Do you know legal framework for working in space?

Ignorance is no defence in law. Business owners must know all the legal requirements for running a business from financial regulations, through human resources issues to waste disposal. If you work in the vehicle industry, you have to know the legal minimum requirements for having vehicles on the road, insurance and maximum driving hours. Every industry has its own legal framework; do you know requirements for the space industry?

Artist's rendition of a satellite - mechanik/123RF Stock Photo

Artist’s rendition of a satellite – mechanik/123RF Stock Photo

Space Law begins within discussions at the United Nations at their Office for Outer Space Affairs (OOSA), and it’s associated Committee on the Peaceful Uses of Outer Space. Through these bodies a number of international agreements are approved covering how space and space activities should be operated. There have been five treaties agreed:

  1. The 1967 Treaty on Principles Governing the Activities of States in the Exploration and Use of Outer Space, including the Moon and Other Celestial Bodies (known as the Outer Space Treaty).
  2. The 1968 Agreement on the Rescue of Astronauts, the Return of Astronauts and the Return of Objects Launched into Outer Space (known as the Rescue Agreement).
  3. The 1972 Convention on International Liability for Damage Caused by Space Objects (known as the Liability Convention).
  4. The 1975 Convention on Registration of Objects Launched into Outer Space (known as the Registration Convention.
  5. The 1979 Agreement Governing the Activities of States on the Moon and Other Celestial Bodies (known as the Moon Agreement).

Once a treated has been agreed, there is a two stage process to adopt the treaty into law in by individual countries. A country needs to first sign the treaty, then they must create their own national law to enact it – known as ratifying the treaty. Once a country has signed a treaty, it becomes binding on them. According to OOSA, of the 193 members of the United Nations at the 1st January 2014:

  • 128 countries had signed the Outer Space Treaty, although 25 still have to ratify it.
  • 118 countries had signed the Rescue Agreement, 24 still to ratify it.
  • 113 countries had signed Liability Convention, 22 still to ratify it.
  • 64 countries had signed the Registration Convention, although 4 still to ratify it.

Only 19 countries had signed the Moon Agreement, and 4 of those still have to ratify it.
Interestingly the UK has only signed the first four treaties, we have not signed the Moon Agreement.
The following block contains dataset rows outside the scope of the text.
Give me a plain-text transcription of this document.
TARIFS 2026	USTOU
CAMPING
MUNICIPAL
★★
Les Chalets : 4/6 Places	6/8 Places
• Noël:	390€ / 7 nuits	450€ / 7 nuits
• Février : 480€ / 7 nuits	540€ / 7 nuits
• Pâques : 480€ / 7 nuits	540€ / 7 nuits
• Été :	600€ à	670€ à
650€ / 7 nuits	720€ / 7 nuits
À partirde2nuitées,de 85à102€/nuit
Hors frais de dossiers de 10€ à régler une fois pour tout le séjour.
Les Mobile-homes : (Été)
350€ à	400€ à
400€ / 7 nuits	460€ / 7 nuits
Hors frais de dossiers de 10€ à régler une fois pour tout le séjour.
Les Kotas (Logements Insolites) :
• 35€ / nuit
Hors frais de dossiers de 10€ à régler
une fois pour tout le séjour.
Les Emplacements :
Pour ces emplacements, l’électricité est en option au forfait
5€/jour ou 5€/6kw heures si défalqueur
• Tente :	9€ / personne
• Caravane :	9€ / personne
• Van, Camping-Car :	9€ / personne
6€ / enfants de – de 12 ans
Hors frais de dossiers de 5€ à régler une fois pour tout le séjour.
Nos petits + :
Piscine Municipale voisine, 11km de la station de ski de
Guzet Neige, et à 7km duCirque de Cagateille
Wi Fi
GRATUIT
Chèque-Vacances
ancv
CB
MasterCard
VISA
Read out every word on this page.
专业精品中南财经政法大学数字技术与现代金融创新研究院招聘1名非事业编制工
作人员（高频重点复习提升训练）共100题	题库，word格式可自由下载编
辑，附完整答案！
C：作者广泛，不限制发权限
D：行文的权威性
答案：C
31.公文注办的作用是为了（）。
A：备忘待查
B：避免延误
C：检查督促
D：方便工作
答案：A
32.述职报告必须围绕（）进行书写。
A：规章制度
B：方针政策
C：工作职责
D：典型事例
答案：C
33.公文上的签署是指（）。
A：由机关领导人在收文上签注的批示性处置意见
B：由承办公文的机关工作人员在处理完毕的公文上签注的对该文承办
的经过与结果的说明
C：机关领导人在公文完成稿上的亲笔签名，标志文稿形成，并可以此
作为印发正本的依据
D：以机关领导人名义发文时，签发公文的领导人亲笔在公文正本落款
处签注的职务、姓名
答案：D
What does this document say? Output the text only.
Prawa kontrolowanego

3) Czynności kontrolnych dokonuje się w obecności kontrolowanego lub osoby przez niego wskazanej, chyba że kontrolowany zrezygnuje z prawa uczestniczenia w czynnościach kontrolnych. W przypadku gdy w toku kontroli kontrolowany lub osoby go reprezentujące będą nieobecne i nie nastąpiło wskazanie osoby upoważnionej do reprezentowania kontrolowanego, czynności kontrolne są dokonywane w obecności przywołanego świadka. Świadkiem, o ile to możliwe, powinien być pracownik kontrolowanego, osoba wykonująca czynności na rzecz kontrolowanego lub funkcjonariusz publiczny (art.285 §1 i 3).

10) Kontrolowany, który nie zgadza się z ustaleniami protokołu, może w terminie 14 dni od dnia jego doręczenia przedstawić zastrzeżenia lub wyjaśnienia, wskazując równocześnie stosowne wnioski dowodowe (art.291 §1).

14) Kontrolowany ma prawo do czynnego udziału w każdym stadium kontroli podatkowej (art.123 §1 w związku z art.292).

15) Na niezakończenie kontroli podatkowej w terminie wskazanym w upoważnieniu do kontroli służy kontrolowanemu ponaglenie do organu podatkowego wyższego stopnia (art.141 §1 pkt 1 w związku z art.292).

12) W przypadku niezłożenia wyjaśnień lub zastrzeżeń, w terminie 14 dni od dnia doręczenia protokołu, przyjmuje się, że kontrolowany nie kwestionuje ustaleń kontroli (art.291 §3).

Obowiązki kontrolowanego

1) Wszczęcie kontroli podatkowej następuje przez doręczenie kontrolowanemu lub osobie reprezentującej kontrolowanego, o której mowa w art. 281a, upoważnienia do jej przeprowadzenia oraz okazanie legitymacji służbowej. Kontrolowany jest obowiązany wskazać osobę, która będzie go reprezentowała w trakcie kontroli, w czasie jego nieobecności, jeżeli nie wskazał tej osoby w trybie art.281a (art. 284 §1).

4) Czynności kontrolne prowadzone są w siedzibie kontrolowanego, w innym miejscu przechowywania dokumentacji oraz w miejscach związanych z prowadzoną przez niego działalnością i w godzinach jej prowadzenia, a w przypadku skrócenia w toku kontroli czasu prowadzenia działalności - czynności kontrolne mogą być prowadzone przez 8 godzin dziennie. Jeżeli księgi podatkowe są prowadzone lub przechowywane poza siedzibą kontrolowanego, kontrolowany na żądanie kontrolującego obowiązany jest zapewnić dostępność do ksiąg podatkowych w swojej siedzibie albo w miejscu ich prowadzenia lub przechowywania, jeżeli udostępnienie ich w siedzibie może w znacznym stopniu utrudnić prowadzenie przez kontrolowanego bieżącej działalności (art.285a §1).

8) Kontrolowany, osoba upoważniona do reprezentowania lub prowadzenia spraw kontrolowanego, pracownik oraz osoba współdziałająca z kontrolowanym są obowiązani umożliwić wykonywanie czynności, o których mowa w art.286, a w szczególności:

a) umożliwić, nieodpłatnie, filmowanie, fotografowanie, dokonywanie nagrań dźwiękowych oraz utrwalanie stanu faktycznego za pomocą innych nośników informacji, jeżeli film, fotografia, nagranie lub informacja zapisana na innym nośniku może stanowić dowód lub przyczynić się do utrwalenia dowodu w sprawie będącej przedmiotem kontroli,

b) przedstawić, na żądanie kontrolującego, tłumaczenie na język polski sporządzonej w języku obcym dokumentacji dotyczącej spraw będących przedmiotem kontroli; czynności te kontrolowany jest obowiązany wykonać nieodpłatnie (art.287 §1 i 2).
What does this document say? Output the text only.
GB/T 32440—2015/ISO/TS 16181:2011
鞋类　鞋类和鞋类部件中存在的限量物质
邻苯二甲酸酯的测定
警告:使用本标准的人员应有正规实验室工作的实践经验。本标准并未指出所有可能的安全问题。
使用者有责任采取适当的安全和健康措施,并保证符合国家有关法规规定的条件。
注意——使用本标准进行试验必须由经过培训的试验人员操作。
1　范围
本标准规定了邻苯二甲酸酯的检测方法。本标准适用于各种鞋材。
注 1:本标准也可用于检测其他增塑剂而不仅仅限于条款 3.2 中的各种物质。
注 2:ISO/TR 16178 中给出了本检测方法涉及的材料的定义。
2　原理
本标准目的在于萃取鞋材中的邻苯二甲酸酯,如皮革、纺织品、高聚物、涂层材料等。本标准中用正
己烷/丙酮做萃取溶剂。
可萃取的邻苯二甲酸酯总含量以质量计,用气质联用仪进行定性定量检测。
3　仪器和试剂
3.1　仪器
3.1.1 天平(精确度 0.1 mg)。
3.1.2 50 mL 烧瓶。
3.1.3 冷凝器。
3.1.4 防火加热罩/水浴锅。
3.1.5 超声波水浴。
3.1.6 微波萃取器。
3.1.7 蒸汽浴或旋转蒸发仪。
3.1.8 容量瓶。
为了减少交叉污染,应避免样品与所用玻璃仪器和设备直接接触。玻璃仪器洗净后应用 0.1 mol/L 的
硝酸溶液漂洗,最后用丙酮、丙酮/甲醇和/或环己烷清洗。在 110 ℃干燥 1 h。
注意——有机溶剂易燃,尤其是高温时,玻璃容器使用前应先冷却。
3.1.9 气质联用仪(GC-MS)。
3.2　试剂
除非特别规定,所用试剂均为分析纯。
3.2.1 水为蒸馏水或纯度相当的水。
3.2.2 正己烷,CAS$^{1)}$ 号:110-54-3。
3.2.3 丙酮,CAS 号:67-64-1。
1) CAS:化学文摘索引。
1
Other nations like the UK who have only signed the first four treaties include China, Germany, Italy, Japan, Russia and the United States of America. There are 13 countries that have signed and implemented all five treaties: Australia, Austria, Belgium, Chile, Kazakhstan, Lebanon, Mexico, Morocco, Netherlands, Pakistan, Peru, Turkey and Uruguay; in addition France and India have signed the treaty, but not yet ratified it.

In previous blogs we’ve highlighted that in the UK the 1986 Outer Space Act is the piece of legislation which contains enacts these treaties. It contains details about who the act applies to, the licensing requirements for operating in outer space, registration of space objects, actions that can be taken to prevent people operating in outer space and offences that can be committed. The offences can be committed both by individuals, and by corporate bodies. Other countries have their own legislation, it’s important that you read, and are aware of, the law in any country you are operating. Remember, ignorance is no defence.